Impactante sin necesidad de exagerar o extremar las cosas y de un tremendo dramatismo que se va intensificando a medida que llegamos a una parte final terrible, es también un producto a menudo bello y hasta lírico a la hora de recrear con una soberbia paleta de colores un paisaje que dominan los tonos suaves del desierto y de las dunas de África.

Tiene, además, el inmenso valor de denunciar unos hechos trágicos y reales acaecidos en las cercanías de la ciudad de Timbuktu a finales de julio de 2012 y que no tuvieron, por desgracia, repercusión en los medios de comunicación. Porque lo que el director mauritano Abderrahmane Sissako nos ofrece no es otra cosa que la condena de la barbarie llevada a cabo por un grupo de radicales religiosos que imponen el terror y la muerte en base a unas leyes que elaboran a su manera y con un espíritu de crueldad extrema. Premio del Jurado Ecuménico en el Festival de Cannes y galardón a la mejor película en el Festival de Jerusalén y de mejor director en el de Chicago, está justamente nominada al Oscar a la mejor cinta en lengua no inglesa.

Quinto largometraje de Sissako, uno de los nombres más destacados del actual cine africano, es el segundo que vemos en España, donde solo se había estrenado, y en circuitos muy minoritarios, Bamako.
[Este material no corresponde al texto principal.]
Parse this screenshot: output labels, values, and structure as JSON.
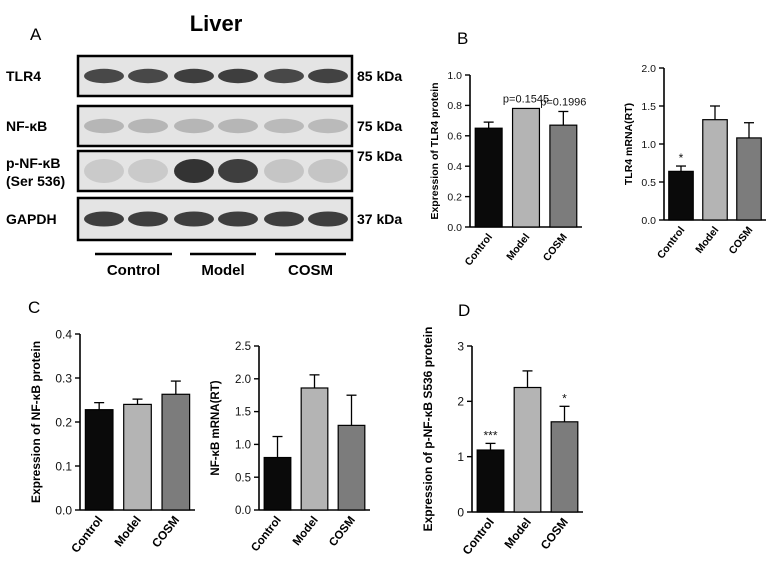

Comprometido y lúcido, aquí se erige en fiel testigo de unos sucesos que son más graves de lo que sus imágenes revelan, que ya es decir, en cuanto que remiten a una realidad, la del Estado Islámico, cada vez más extendida y fanática que se cobra víctimas a diario con procedimientos inhumanos y atroces.

Para ello lo que hace es simplemente describir los cambios que se operan en una pequeña población de Mali que sufre la tragedia de la llegada de unos yihadistas que imponen a sangre y fuego su justicia. No solo prohíben oír y tocar música, fumar y jugar al fútbol -con secuencias tan surrealistas como la de los dos equipos jugando sin balón-, también reírse. Y las penas pueden conllevar latigazos, pero asimismo la pena de muerte por lapidación.